Saturday, November 11, 2006

State Legislative Gains

While the results are not yet final, one can get a firmer sense of political shifts in the General Assembly following the 2006 elections. Contrary to election night information, it appears that the Democrats did not gain any more seats in 2006 than they did in 2002.

State Senate

The balance of power remains the same as immediately following the 2002 elections with 33 Democrats and 14 Republicans. Former Del. James Rosapepe defeated incumbent Sen. John Gianetti in the Democratic primary in District 21 (Prince George's and Anne Arundel). Gianetti became a Republican after his primary loss. Rosapepe defeated Gianetti again in the general election with 69% of the vote to take back the seat for the Democrats.

Elsewhere the Democrats and Republicans traded a seat. In District 13 (Howard), Democratic County Executive James Robey defeated incumbent Republican Sen. Sandra Schrader with 56% of the vote. Republican Bryan Simonaire appears to have narrowly won open District 31 (Anne Arundel) with 50.8%. Democrat Walter Shandrowsky received 49.2%.

The partisan stalemate masks ideological changes which should make the ranks of Senate Republicans more conservative. At the same time, the Democratic Caucus should get a bit more liberal. Schrader's defeat represents another death blow to the ranks of moderate Republicans. The replacement of conservative Democrat Jimeno by conservative Republican Simonaire simultaneously renders the Republicans more conservative and the Democrats more liberal. Gianetti was the most conservative Democrat (then briefly the only Republican) from Prince George's so his replacement by Rosapepe should make Senate Democrats more liberal.

House of Delegates
Democrats gained nine seats in the House of Delegates according to the current results from the State Board of Elections. Some the races are very close so I imagine the outcomes in a few seats could change once the final outcome is determined. In District 3A (Frederick), Democrat Sue Hecht edged out incumbent Republican Del. Patrick Hogan for the second seat. Both of the district's seats are now held by Democrats.

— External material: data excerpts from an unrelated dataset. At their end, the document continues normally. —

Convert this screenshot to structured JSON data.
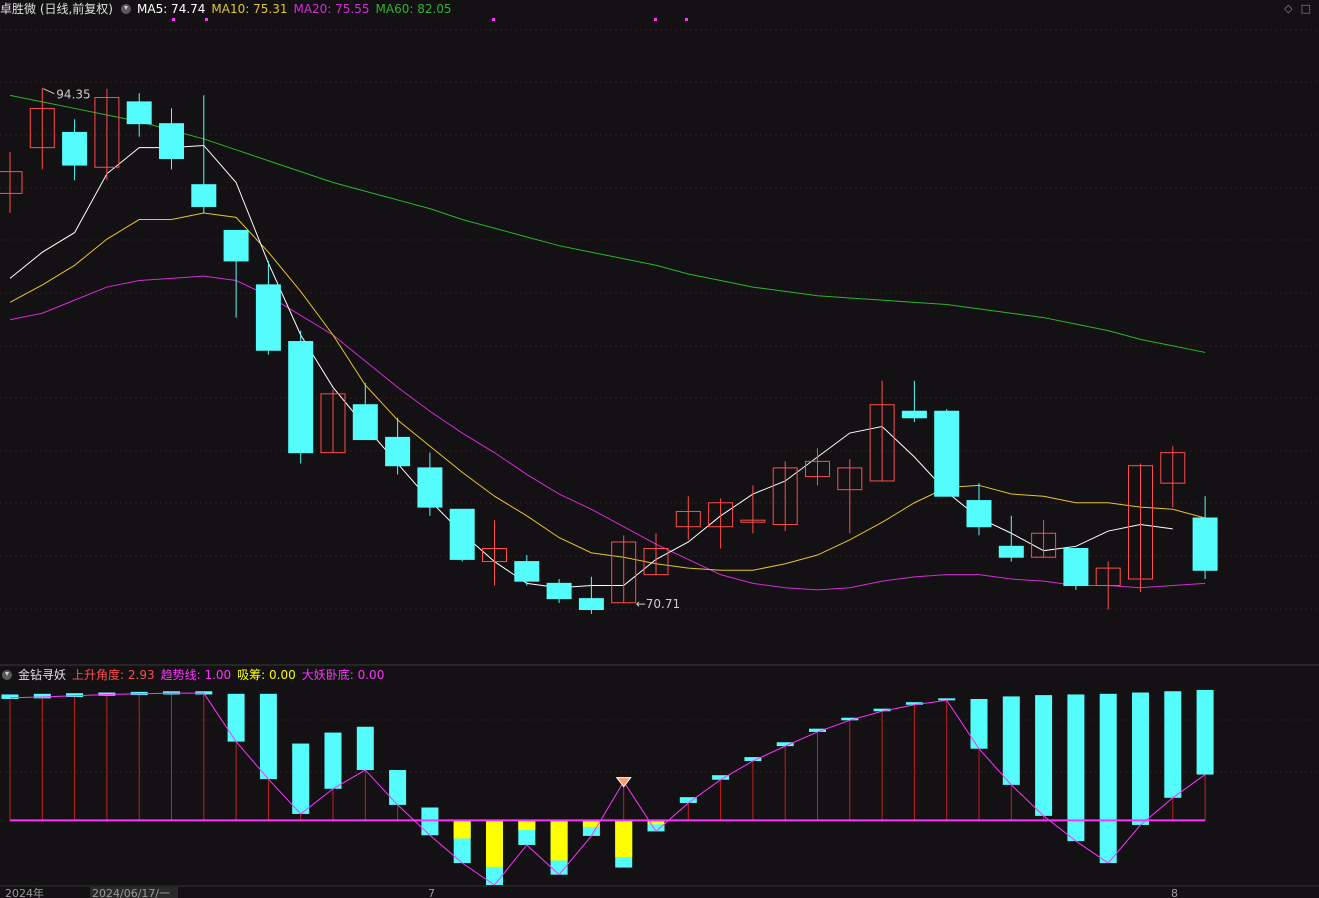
{
  "header": {
    "title": "卓胜微 (日线,前复权)",
    "ma5": "MA5: 74.74",
    "ma10": "MA10: 75.31",
    "ma20": "MA20: 75.55",
    "ma60": "MA60: 82.05"
  },
  "indicator_header": {
    "title": "金钻寻妖",
    "up_angle": "上升角度: 2.93",
    "trend_line": "趋势线: 1.00",
    "absorb": "吸筹: 0.00",
    "demon_bottom": "大妖卧底: 0.00"
  },
  "colors": {
    "bg": "#131113",
    "grid": "#3a1a1a",
    "up": "#ff4d4d",
    "down": "#54fcfc",
    "ma5": "#ffffff",
    "ma10": "#e6c332",
    "ma20": "#d62bd6",
    "ma60": "#2bb52b",
    "absorb": "#ffff00",
    "trend": "#ff33ff"
  },
  "chart_data": [
    {
      "type": "candlestick",
      "y_range": [
        69.0,
        97.0
      ],
      "annotations": {
        "high_label": "94.35",
        "low_label": "70.71"
      },
      "candles": [
        {
          "o": 89.5,
          "c": 90.5,
          "h": 91.4,
          "l": 88.6
        },
        {
          "o": 91.6,
          "c": 93.4,
          "h": 94.35,
          "l": 90.6
        },
        {
          "o": 92.3,
          "c": 90.8,
          "h": 92.9,
          "l": 90.1
        },
        {
          "o": 90.7,
          "c": 93.9,
          "h": 94.3,
          "l": 90.1
        },
        {
          "o": 93.7,
          "c": 92.7,
          "h": 94.1,
          "l": 92.1
        },
        {
          "o": 92.7,
          "c": 91.1,
          "h": 93.4,
          "l": 90.6
        },
        {
          "o": 89.9,
          "c": 88.9,
          "h": 94.0,
          "l": 88.6
        },
        {
          "o": 87.8,
          "c": 86.4,
          "h": 87.8,
          "l": 83.8
        },
        {
          "o": 85.3,
          "c": 82.3,
          "h": 86.4,
          "l": 82.1
        },
        {
          "o": 82.7,
          "c": 77.6,
          "h": 83.2,
          "l": 77.1
        },
        {
          "o": 77.6,
          "c": 80.3,
          "h": 80.5,
          "l": 77.6
        },
        {
          "o": 79.8,
          "c": 78.2,
          "h": 80.8,
          "l": 78.2
        },
        {
          "o": 78.3,
          "c": 77.0,
          "h": 79.2,
          "l": 76.6
        },
        {
          "o": 76.9,
          "c": 75.1,
          "h": 77.6,
          "l": 74.7
        },
        {
          "o": 75.0,
          "c": 72.7,
          "h": 75.0,
          "l": 72.6
        },
        {
          "o": 72.6,
          "c": 73.2,
          "h": 74.5,
          "l": 71.5
        },
        {
          "o": 72.6,
          "c": 71.7,
          "h": 72.9,
          "l": 71.5
        },
        {
          "o": 71.6,
          "c": 70.9,
          "h": 71.8,
          "l": 70.7
        },
        {
          "o": 70.9,
          "c": 70.4,
          "h": 71.9,
          "l": 70.2
        },
        {
          "o": 70.71,
          "c": 73.5,
          "h": 73.8,
          "l": 70.7
        },
        {
          "o": 72.0,
          "c": 73.2,
          "h": 73.9,
          "l": 72.0
        },
        {
          "o": 74.2,
          "c": 74.9,
          "h": 75.6,
          "l": 73.6
        },
        {
          "o": 74.2,
          "c": 75.3,
          "h": 75.5,
          "l": 73.2
        },
        {
          "o": 74.5,
          "c": 74.5,
          "h": 76.1,
          "l": 73.9
        },
        {
          "o": 74.3,
          "c": 76.9,
          "h": 77.2,
          "l": 74.0
        },
        {
          "o": 76.5,
          "c": 77.2,
          "h": 77.8,
          "l": 76.1
        },
        {
          "o": 75.9,
          "c": 76.9,
          "h": 77.3,
          "l": 73.9
        },
        {
          "o": 76.3,
          "c": 79.8,
          "h": 80.9,
          "l": 76.3
        },
        {
          "o": 79.5,
          "c": 79.2,
          "h": 80.9,
          "l": 79.0
        },
        {
          "o": 79.5,
          "c": 75.6,
          "h": 79.6,
          "l": 75.6
        },
        {
          "o": 75.4,
          "c": 74.2,
          "h": 76.2,
          "l": 73.8
        },
        {
          "o": 73.3,
          "c": 72.8,
          "h": 74.7,
          "l": 72.6
        },
        {
          "o": 72.8,
          "c": 73.9,
          "h": 74.5,
          "l": 72.8
        },
        {
          "o": 73.2,
          "c": 71.5,
          "h": 73.2,
          "l": 71.3
        },
        {
          "o": 71.5,
          "c": 72.3,
          "h": 72.6,
          "l": 70.4
        },
        {
          "o": 71.8,
          "c": 77.0,
          "h": 77.1,
          "l": 71.2
        },
        {
          "o": 76.2,
          "c": 77.6,
          "h": 77.9,
          "l": 75.1
        },
        {
          "o": 74.6,
          "c": 72.2,
          "h": 75.6,
          "l": 71.8
        }
      ],
      "ma5": [
        85.6,
        86.8,
        87.7,
        90.4,
        91.6,
        91.6,
        91.7,
        90.0,
        86.3,
        83.0,
        80.6,
        78.8,
        77.1,
        75.4,
        73.9,
        72.6,
        71.6,
        71.4,
        71.5,
        71.5,
        72.7,
        73.5,
        74.7,
        75.7,
        76.3,
        77.4,
        78.5,
        78.8,
        77.4,
        75.8,
        74.6,
        73.9,
        73.1,
        73.3,
        74.0,
        74.3,
        74.1
      ],
      "ma10": [
        84.5,
        85.3,
        86.2,
        87.4,
        88.3,
        88.3,
        88.6,
        88.4,
        86.8,
        85.0,
        83.0,
        80.7,
        79.1,
        77.9,
        76.7,
        75.6,
        74.7,
        73.7,
        73.0,
        72.8,
        72.5,
        72.3,
        72.2,
        72.2,
        72.5,
        72.9,
        73.6,
        74.4,
        75.3,
        76.0,
        76.1,
        75.7,
        75.6,
        75.3,
        75.3,
        75.1,
        75.0,
        74.6
      ],
      "ma20": [
        83.7,
        84.0,
        84.6,
        85.2,
        85.5,
        85.6,
        85.7,
        85.5,
        84.8,
        83.9,
        83.0,
        81.8,
        80.6,
        79.5,
        78.5,
        77.6,
        76.6,
        75.7,
        75.0,
        74.2,
        73.4,
        72.7,
        72.0,
        71.6,
        71.4,
        71.3,
        71.4,
        71.7,
        71.9,
        72.0,
        72.0,
        71.8,
        71.7,
        71.5,
        71.5,
        71.4,
        71.5,
        71.6
      ],
      "ma60": [
        94.0,
        93.7,
        93.4,
        93.1,
        92.8,
        92.4,
        92.0,
        91.5,
        91.0,
        90.5,
        90.0,
        89.6,
        89.2,
        88.8,
        88.3,
        87.9,
        87.5,
        87.1,
        86.8,
        86.5,
        86.2,
        85.8,
        85.5,
        85.2,
        85.0,
        84.8,
        84.7,
        84.6,
        84.5,
        84.4,
        84.2,
        84.0,
        83.8,
        83.5,
        83.2,
        82.8,
        82.5,
        82.2
      ]
    },
    {
      "type": "bar",
      "y_range": [
        -1.0,
        2.05
      ],
      "baseline": 0,
      "bars": [
        {
          "top": 1.95,
          "bottom": 1.88,
          "color": "cyan"
        },
        {
          "top": 1.96,
          "bottom": 1.89,
          "color": "cyan"
        },
        {
          "top": 1.97,
          "bottom": 1.91,
          "color": "cyan"
        },
        {
          "top": 1.98,
          "bottom": 1.93,
          "color": "cyan"
        },
        {
          "top": 1.99,
          "bottom": 1.94,
          "color": "cyan"
        },
        {
          "top": 2.0,
          "bottom": 1.95,
          "color": "cyan"
        },
        {
          "top": 2.0,
          "bottom": 1.95,
          "color": "cyan"
        },
        {
          "top": 1.96,
          "bottom": 1.22,
          "color": "cyan"
        },
        {
          "top": 1.96,
          "bottom": 0.64,
          "color": "cyan"
        },
        {
          "top": 1.19,
          "bottom": 0.1,
          "color": "cyan"
        },
        {
          "top": 1.36,
          "bottom": 0.49,
          "color": "cyan"
        },
        {
          "top": 1.45,
          "bottom": 0.78,
          "color": "cyan"
        },
        {
          "top": 0.78,
          "bottom": 0.24,
          "color": "cyan"
        },
        {
          "top": 0.2,
          "bottom": -0.23,
          "color": "cyan"
        },
        {
          "top": -0.03,
          "bottom": -0.66,
          "color": "cyan",
          "yellow_top": 0.0,
          "yellow_bottom": -0.28
        },
        {
          "top": -0.0,
          "bottom": -1.0,
          "color": "cyan",
          "yellow_top": 0.0,
          "yellow_bottom": -0.72
        },
        {
          "top": -0.0,
          "bottom": -0.38,
          "color": "cyan",
          "yellow_top": 0.0,
          "yellow_bottom": -0.15
        },
        {
          "top": -0.0,
          "bottom": -0.84,
          "color": "cyan",
          "yellow_top": 0.0,
          "yellow_bottom": -0.62
        },
        {
          "top": -0.0,
          "bottom": -0.24,
          "color": "cyan",
          "yellow_top": 0.0,
          "yellow_bottom": -0.1
        },
        {
          "top": -0.0,
          "bottom": -0.73,
          "color": "cyan",
          "yellow_top": 0.0,
          "yellow_bottom": -0.57
        },
        {
          "top": 0.0,
          "bottom": -0.17,
          "color": "cyan",
          "yellow_top": 0.0,
          "yellow_bottom": -0.06
        },
        {
          "top": 0.36,
          "bottom": 0.27,
          "color": "cyan"
        },
        {
          "top": 0.7,
          "bottom": 0.63,
          "color": "cyan"
        },
        {
          "top": 0.98,
          "bottom": 0.92,
          "color": "cyan"
        },
        {
          "top": 1.21,
          "bottom": 1.15,
          "color": "cyan"
        },
        {
          "top": 1.42,
          "bottom": 1.37,
          "color": "cyan"
        },
        {
          "top": 1.59,
          "bottom": 1.55,
          "color": "cyan"
        },
        {
          "top": 1.73,
          "bottom": 1.69,
          "color": "cyan"
        },
        {
          "top": 1.83,
          "bottom": 1.79,
          "color": "cyan"
        },
        {
          "top": 1.89,
          "bottom": 1.86,
          "color": "cyan"
        },
        {
          "top": 1.88,
          "bottom": 1.11,
          "color": "cyan"
        },
        {
          "top": 1.92,
          "bottom": 0.55,
          "color": "cyan"
        },
        {
          "top": 1.94,
          "bottom": 0.07,
          "color": "cyan"
        },
        {
          "top": 1.95,
          "bottom": -0.32,
          "color": "cyan"
        },
        {
          "top": 1.96,
          "bottom": -0.66,
          "color": "cyan"
        },
        {
          "top": 1.98,
          "bottom": -0.07,
          "color": "cyan"
        },
        {
          "top": 2.0,
          "bottom": 0.35,
          "color": "cyan"
        },
        {
          "top": 2.02,
          "bottom": 0.71,
          "color": "cyan"
        }
      ],
      "trend_line": [
        1.9,
        1.91,
        1.93,
        1.95,
        1.96,
        1.97,
        1.97,
        1.22,
        0.64,
        0.1,
        0.49,
        0.78,
        0.24,
        -0.23,
        -0.66,
        -1.0,
        -0.38,
        -0.84,
        -0.24,
        0.6,
        -0.17,
        0.27,
        0.63,
        0.92,
        1.15,
        1.37,
        1.55,
        1.69,
        1.79,
        1.86,
        1.11,
        0.55,
        0.07,
        -0.32,
        -0.66,
        -0.07,
        0.35,
        0.71
      ],
      "diamond_index": 19
    }
  ],
  "axis": {
    "labels": [
      "2024年",
      "2024/06/17/一",
      "7",
      "8"
    ]
  },
  "top_icons": [
    "diamond-icon",
    "box-icon"
  ]
}
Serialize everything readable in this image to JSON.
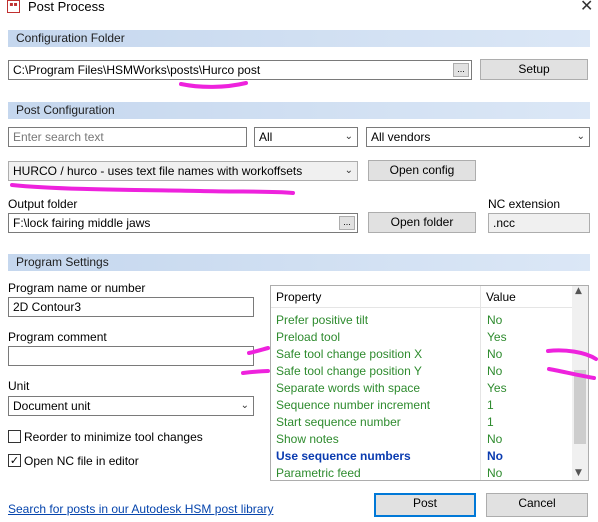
{
  "window": {
    "title": "Post Process",
    "close_glyph": "✕",
    "icon": "app-icon"
  },
  "sections": {
    "configuration_folder": "Configuration Folder",
    "post_configuration": "Post Configuration",
    "program_settings": "Program Settings"
  },
  "config_folder": {
    "path": "C:\\Program Files\\HSMWorks\\posts\\Hurco post",
    "browse_label": "...",
    "setup_label": "Setup"
  },
  "post_config": {
    "search_placeholder": "Enter search text",
    "filter_all": "All",
    "vendor_filter": "All vendors",
    "selected_post": "HURCO / hurco - uses text file names with workoffsets",
    "open_config_label": "Open config",
    "output_folder_label": "Output folder",
    "output_folder_value": "F:\\lock fairing middle jaws",
    "browse_label": "...",
    "open_folder_label": "Open folder",
    "nc_extension_label": "NC extension",
    "nc_extension_value": ".ncc"
  },
  "program_settings": {
    "program_name_label": "Program name or number",
    "program_name_value": "2D Contour3",
    "program_comment_label": "Program comment",
    "program_comment_value": "",
    "unit_label": "Unit",
    "unit_value": "Document unit",
    "reorder_label": "Reorder to minimize tool changes",
    "reorder_checked": false,
    "open_nc_label": "Open NC file in editor",
    "open_nc_checked": true,
    "check_glyph": "✓"
  },
  "property_grid": {
    "header_property": "Property",
    "header_value": "Value",
    "rows": [
      {
        "property": "Prefer positive tilt",
        "value": "No"
      },
      {
        "property": "Preload tool",
        "value": "Yes"
      },
      {
        "property": "Safe tool change position X",
        "value": "No"
      },
      {
        "property": "Safe tool change position Y",
        "value": "No"
      },
      {
        "property": "Separate words with space",
        "value": "Yes"
      },
      {
        "property": "Sequence number increment",
        "value": "1"
      },
      {
        "property": "Start sequence number",
        "value": "1"
      },
      {
        "property": "Show notes",
        "value": "No"
      },
      {
        "property": "Use sequence numbers",
        "value": "No",
        "bold": true
      },
      {
        "property": "Parametric feed",
        "value": "No"
      }
    ]
  },
  "footer": {
    "library_link": "Search for posts in our Autodesk HSM post library",
    "post_label": "Post",
    "cancel_label": "Cancel"
  },
  "colors": {
    "section_bg": "#c5d7ee",
    "property_green": "#2e8b2e",
    "highlight_blue": "#0a3bb0",
    "annotation_magenta": "#ee22dd",
    "accent": "#0078d7"
  }
}
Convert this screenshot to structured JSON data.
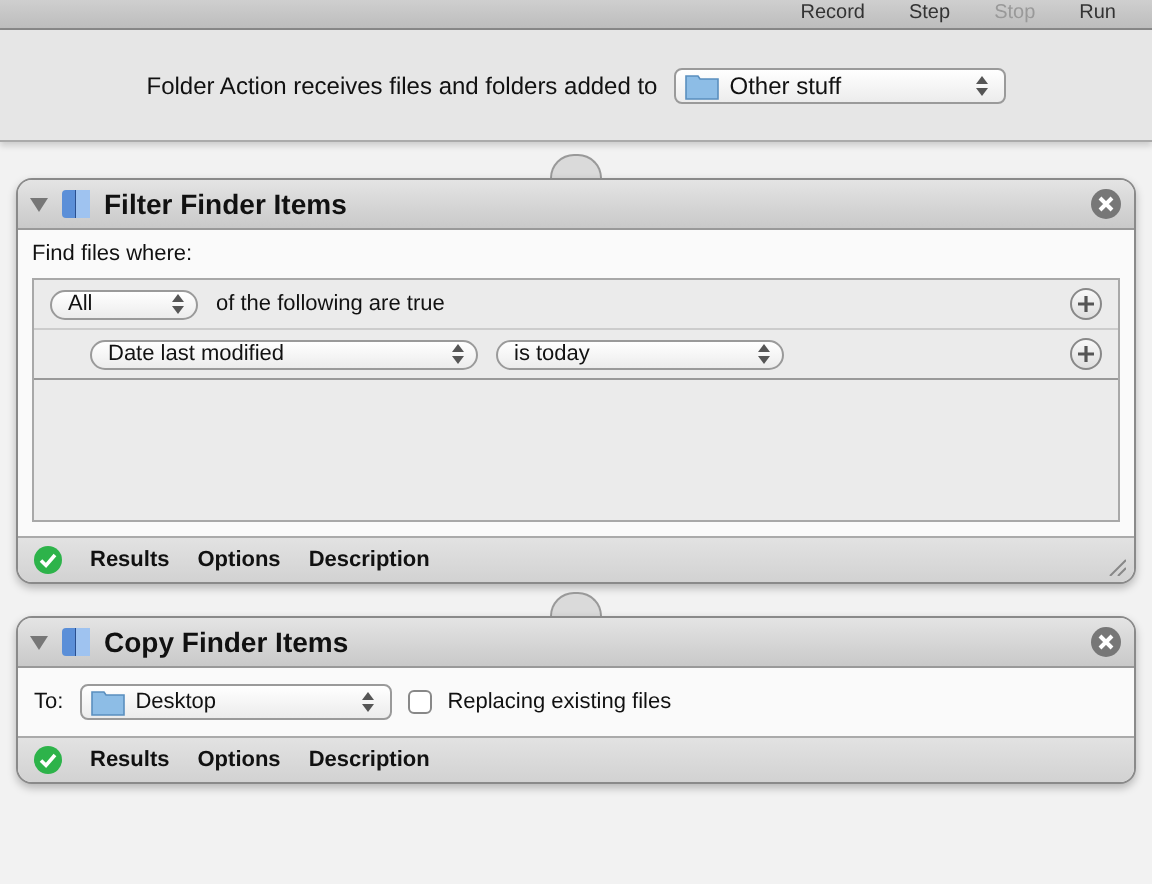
{
  "toolbar": {
    "buttons": [
      {
        "label": "Record",
        "disabled": false
      },
      {
        "label": "Step",
        "disabled": false
      },
      {
        "label": "Stop",
        "disabled": true
      },
      {
        "label": "Run",
        "disabled": false
      }
    ]
  },
  "workflow_header": {
    "label": "Folder Action receives files and folders added to",
    "folder": "Other stuff"
  },
  "actions": [
    {
      "kind": "filter",
      "title": "Filter Finder Items",
      "expanded": true,
      "prompt": "Find files where:",
      "match": {
        "quantifier": "All",
        "label": "of the following are true"
      },
      "criteria": [
        {
          "attribute": "Date last modified",
          "operator": "is today"
        }
      ],
      "footer": [
        "Results",
        "Options",
        "Description"
      ]
    },
    {
      "kind": "copy",
      "title": "Copy Finder Items",
      "expanded": true,
      "to_label": "To:",
      "destination": "Desktop",
      "replace": {
        "label": "Replacing existing files",
        "checked": false
      },
      "footer": [
        "Results",
        "Options",
        "Description"
      ]
    }
  ]
}
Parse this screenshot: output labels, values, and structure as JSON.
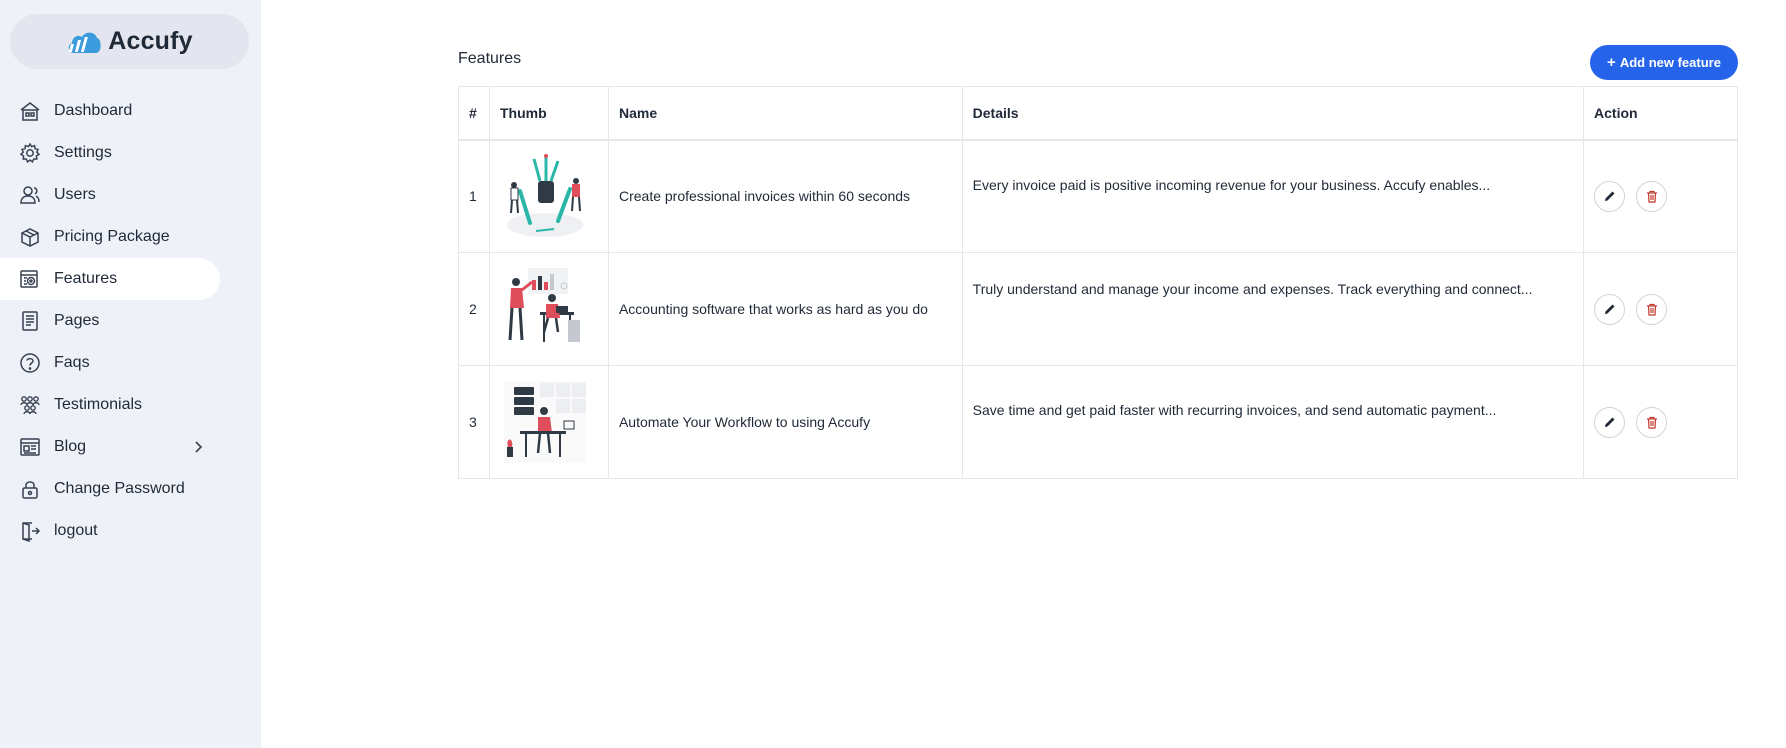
{
  "brand": {
    "name": "Accufy",
    "logo_icon": "accufy-cloud-logo-icon"
  },
  "sidebar": {
    "items": [
      {
        "label": "Dashboard",
        "icon": "dashboard-icon",
        "active": false
      },
      {
        "label": "Settings",
        "icon": "gear-icon",
        "active": false
      },
      {
        "label": "Users",
        "icon": "users-icon",
        "active": false
      },
      {
        "label": "Pricing Package",
        "icon": "package-icon",
        "active": false
      },
      {
        "label": "Features",
        "icon": "features-icon",
        "active": true
      },
      {
        "label": "Pages",
        "icon": "pages-icon",
        "active": false
      },
      {
        "label": "Faqs",
        "icon": "question-icon",
        "active": false
      },
      {
        "label": "Testimonials",
        "icon": "testimonials-icon",
        "active": false
      },
      {
        "label": "Blog",
        "icon": "blog-icon",
        "active": false,
        "has_submenu": true
      },
      {
        "label": "Change Password",
        "icon": "lock-icon",
        "active": false
      },
      {
        "label": "logout",
        "icon": "logout-icon",
        "active": false
      }
    ]
  },
  "main": {
    "title": "Features",
    "add_button_label": "Add new feature",
    "accent_color": "#2563eb"
  },
  "table": {
    "headers": {
      "num": "#",
      "thumb": "Thumb",
      "name": "Name",
      "details": "Details",
      "action": "Action"
    },
    "rows": [
      {
        "num": "1",
        "thumb": "invoice-illustration",
        "name": "Create professional invoices within 60 seconds",
        "details": "Every invoice paid is positive incoming revenue for your business. Accufy enables..."
      },
      {
        "num": "2",
        "thumb": "accounting-illustration",
        "name": "Accounting software that works as hard as you do",
        "details": "Truly understand and manage your income and expenses. Track everything and connect..."
      },
      {
        "num": "3",
        "thumb": "workflow-illustration",
        "name": "Automate Your Workflow to using Accufy",
        "details": "Save time and get paid faster with recurring invoices, and send automatic payment..."
      }
    ]
  }
}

Baltimore County was fertile territory for Democrats who undoubtedly benefitted from Ehrlich's weaker showing in the County in 2006 compared to 2002. Democrats picked up two seats in District 8. Democrats Ruth Baisden and Todd Schuler defeated incumbent Republican Dels. Joseph Boteler, III and John Cluster to join incumbent Democratic Del. Eric Bromwell in the House. Democrats Stephen Lafferty and Tracy Miller picked up two seats for their party in District 42 in an extremely tight contest. Incumbent Republican Del. Susan Aumann also won reelection but Republican Del. William Frank will not return to the House.

Democrats went from two to three seats in three state legislative districts. In District 15 (Montgomery), Democrat Craig Rice narrowly beat incumbent Republican Del. Jean Cryor for the third seat rendering Montgomery's delegation free of Republicans. Cryor's defeat is another major loss for moderate Republicans. Democrat newcomer Peter Murphy defeated incumbent Del. W. Daniel Mayer for the third seat in District 28 (Charles). Democrat Pamela Beidle will join two Democratic incumbents in District 32 (Anne Arundel) but Republican Del. Terry Gilleland, Jr. will not return to the House.

In District 34A (Harford and Cecil), Democrat B. Daniel Riley convincingly defeated incumbent Republican Del. Sheryl Davis Kohl for the second seat. The nine seats gained by Democrats raises the majority party to a total of 107 seats, up from 98 immediately following the 2002 elections. Democrats now control just over three-quarters of the seats in the House of Delegates.

One should also note that incumbent Republican Del. Don Dwyer, Jr. went down to defeat in District 31 (Anne Arundel), though he will be replaced by another Republican, newcomer Republican Nicholaus Kipke. Dwyer was specially targeted by supporters of gay rights. Perhaps Kipke will take a more constructive role in the new House. As far as I can tell from a cursory glance at the returns, Dwyer is the only incumbent who lost in a legislative district where the overall partisan composition did not change.